This thread has been locked.

If you have a related question, please click the "Ask a related question" button in the top right corner. The newly created question will be automatically linked to this question.

Errors in Big-endian mode and fprintf to a file on a C6678 EVM

We are in the process of testing some code on the EVM in big-endian. It all works just fine on little-endian. We're using 7.3.11 of the compiler and compiling against bare-metal. Our code writes to files using fprintf, which naturally end up on the host. However, the output is full of NULL's, where we expect characters to be. If we fprintf to stderr, we get proper output.

With the Big-Endian code (and 7.3.11 compiler) I am frequently getting nulls written to the files instead of data; and I have added debug code to the system at the point of writing to ensure I did not write nulls to the file.

For some reason, data is not getting flushed, or is being overwritten with nulls on the way to the host file system. The nulls are leading nulls in the file, in the current case that roadblocks me, it is exactly 30 nulls (0x00) and that is precisely how many non-null characters I expect in that position. We do fclose() the file after writing.

I do not have a way to circumvent a faulty file system. If there is something about "fprintf" that is different for big-endian versus little-endian code, I am not aware of it. One of the outputs producing nulls is just

fprintf(fpout, " %d %d", 3, 0);

and this works just fine in little-endian code, and if I add a debug line and fprintf(stderr, " %d %d \n", 3, 0); I get the right output on the screen (nulls still end up in the file).

The only difference on the hardware is SW3-1 flipped, and all the code is being compiled with --big_endian flag.

  • We believe this to be a bug in the Big-Endian host-emulation library for the EVM. Why?

    From my engineer:

    An explicit fflush() after the fprintf() calls seems to be fixing something.

    In this particular case the EVM program exits immediately after the fclose(), so perhaps the issue has something to do with the end of the program interrupting the implicit fflush() of the fclose() call. Why that would only happen with BigEnd doesn't make sense, but perhaps somebody is testing the wrong bit in a flag collection or something.

    The only thing I have seen is that the DMA engines are incoherent with L2 when accessing DDR3. So DDR3 has nulls; if C is writing to DDR3 then the data gets stuck in the L2 and L1 caches and never flushes to DDR3.

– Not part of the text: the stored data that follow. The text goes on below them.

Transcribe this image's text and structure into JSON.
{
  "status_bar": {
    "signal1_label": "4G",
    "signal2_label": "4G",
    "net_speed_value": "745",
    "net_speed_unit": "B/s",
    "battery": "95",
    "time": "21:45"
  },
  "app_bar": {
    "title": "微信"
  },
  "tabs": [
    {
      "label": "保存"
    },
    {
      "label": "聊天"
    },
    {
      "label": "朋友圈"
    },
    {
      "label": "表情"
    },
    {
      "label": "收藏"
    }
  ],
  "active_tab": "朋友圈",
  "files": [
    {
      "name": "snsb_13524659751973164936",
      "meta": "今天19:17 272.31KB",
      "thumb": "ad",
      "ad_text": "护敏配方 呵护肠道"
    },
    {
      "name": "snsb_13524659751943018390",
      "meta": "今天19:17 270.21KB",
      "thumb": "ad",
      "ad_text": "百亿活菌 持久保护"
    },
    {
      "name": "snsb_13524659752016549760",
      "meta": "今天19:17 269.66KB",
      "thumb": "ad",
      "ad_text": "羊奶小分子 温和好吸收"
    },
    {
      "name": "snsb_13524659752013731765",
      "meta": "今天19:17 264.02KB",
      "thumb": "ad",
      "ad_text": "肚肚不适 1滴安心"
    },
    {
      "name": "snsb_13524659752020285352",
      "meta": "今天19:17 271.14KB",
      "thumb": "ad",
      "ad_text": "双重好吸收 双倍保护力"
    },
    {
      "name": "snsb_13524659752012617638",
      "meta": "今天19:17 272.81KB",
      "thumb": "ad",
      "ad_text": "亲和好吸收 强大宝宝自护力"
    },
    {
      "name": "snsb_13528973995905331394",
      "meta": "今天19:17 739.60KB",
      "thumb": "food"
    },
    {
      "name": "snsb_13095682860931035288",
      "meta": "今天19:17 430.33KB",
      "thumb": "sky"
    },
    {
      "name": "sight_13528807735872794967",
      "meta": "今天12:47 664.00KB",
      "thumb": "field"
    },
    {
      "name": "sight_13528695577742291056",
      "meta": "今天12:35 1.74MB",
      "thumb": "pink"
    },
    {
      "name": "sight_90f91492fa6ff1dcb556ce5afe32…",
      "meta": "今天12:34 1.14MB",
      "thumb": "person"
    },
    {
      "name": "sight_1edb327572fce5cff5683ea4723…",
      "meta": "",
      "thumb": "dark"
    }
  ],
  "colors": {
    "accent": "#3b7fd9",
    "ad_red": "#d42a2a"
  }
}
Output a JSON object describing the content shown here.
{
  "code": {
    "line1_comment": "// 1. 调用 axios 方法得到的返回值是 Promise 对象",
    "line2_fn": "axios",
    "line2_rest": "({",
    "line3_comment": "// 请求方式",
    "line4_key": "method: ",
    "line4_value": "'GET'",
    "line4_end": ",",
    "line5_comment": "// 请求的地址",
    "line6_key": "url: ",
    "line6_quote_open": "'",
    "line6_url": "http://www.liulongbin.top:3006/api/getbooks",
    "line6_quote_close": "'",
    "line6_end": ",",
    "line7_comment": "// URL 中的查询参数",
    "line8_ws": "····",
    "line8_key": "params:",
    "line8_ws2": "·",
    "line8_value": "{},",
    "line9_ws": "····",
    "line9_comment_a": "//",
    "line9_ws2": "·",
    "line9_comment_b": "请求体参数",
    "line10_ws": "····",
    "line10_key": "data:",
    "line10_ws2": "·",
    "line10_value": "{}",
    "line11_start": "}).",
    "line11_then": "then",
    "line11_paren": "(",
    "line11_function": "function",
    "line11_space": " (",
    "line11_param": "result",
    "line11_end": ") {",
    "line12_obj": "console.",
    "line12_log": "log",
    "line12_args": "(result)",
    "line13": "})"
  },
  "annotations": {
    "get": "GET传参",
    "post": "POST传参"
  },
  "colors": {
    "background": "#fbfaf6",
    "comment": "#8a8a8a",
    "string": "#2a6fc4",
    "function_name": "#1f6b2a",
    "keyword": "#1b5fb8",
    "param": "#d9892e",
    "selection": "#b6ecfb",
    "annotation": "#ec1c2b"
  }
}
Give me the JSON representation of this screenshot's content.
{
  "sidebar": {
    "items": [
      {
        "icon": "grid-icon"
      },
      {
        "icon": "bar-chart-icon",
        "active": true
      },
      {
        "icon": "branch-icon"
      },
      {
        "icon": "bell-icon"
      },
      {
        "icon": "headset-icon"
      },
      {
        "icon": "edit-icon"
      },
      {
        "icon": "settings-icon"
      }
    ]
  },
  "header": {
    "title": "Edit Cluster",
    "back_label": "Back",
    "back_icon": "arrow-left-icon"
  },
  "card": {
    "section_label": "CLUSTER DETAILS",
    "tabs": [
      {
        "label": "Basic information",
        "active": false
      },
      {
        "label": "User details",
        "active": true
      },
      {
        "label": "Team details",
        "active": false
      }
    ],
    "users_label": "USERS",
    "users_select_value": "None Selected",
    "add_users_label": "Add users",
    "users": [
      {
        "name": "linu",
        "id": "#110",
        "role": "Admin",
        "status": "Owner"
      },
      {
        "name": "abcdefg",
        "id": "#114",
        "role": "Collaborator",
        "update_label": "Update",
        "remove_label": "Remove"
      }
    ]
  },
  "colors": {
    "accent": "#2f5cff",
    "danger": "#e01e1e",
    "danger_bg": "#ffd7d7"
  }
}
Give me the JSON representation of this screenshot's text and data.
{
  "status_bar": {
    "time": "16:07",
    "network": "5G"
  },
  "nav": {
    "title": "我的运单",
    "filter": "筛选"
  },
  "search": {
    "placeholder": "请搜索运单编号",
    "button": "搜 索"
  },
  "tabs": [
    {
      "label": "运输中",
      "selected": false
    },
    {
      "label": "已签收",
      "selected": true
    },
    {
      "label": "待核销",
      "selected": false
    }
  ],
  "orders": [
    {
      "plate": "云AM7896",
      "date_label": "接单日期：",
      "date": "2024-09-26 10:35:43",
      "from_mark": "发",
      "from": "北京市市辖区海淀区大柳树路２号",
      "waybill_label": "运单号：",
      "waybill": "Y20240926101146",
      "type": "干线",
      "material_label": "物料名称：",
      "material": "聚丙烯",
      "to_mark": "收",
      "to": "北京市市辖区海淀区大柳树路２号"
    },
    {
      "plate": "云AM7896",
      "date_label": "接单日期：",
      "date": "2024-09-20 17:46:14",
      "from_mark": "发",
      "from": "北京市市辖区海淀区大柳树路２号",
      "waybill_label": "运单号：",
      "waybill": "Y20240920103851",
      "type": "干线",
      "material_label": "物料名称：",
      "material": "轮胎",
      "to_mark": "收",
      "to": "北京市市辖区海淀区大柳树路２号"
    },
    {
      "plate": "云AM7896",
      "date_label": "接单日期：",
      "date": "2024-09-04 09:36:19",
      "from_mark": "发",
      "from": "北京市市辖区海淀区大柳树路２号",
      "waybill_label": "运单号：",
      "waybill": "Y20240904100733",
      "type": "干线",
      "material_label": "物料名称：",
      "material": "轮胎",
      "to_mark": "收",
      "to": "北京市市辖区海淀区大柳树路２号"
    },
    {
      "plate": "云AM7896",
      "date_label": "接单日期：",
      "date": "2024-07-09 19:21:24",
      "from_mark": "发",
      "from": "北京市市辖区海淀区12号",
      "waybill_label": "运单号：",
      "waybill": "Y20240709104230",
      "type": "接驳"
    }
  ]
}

    If the file write to the host depends on DMA in any way, then if fclose() fails to flush the cache to DDR3 before the DMA starts up, what will get written would be NULLs. Maybe my explicit fflush() invokes different code that gets the cached line into DDR3 before a DMA.

    A speculation. My whole file is just 43 bytes long, it can fit in a cache line.

  • Hello Philip,

    Is ti possible for you to attach an example project to demonstrate the failure? It will help us to debug it with that.

    regards,

    David

  • Our project is working on a code-generator for numerical kernels that produces 1000's of files, so sending you what we're working with is not practical. This is all done outside of CCS (thankfully). I'll check with my guys and see if this is reproducible with a simple sequence of fopen();fprintf();fclose(). But this code does work fine with LE, it's only BE that's the problem.

  • Hi all,

    Efforts at reproducing this bug with a standalone test-case have failed. Thanks to Eric and David for putting time into this. In our code, it iteratively generates thousands  of small output files on the host which are then used as input to the next compile. 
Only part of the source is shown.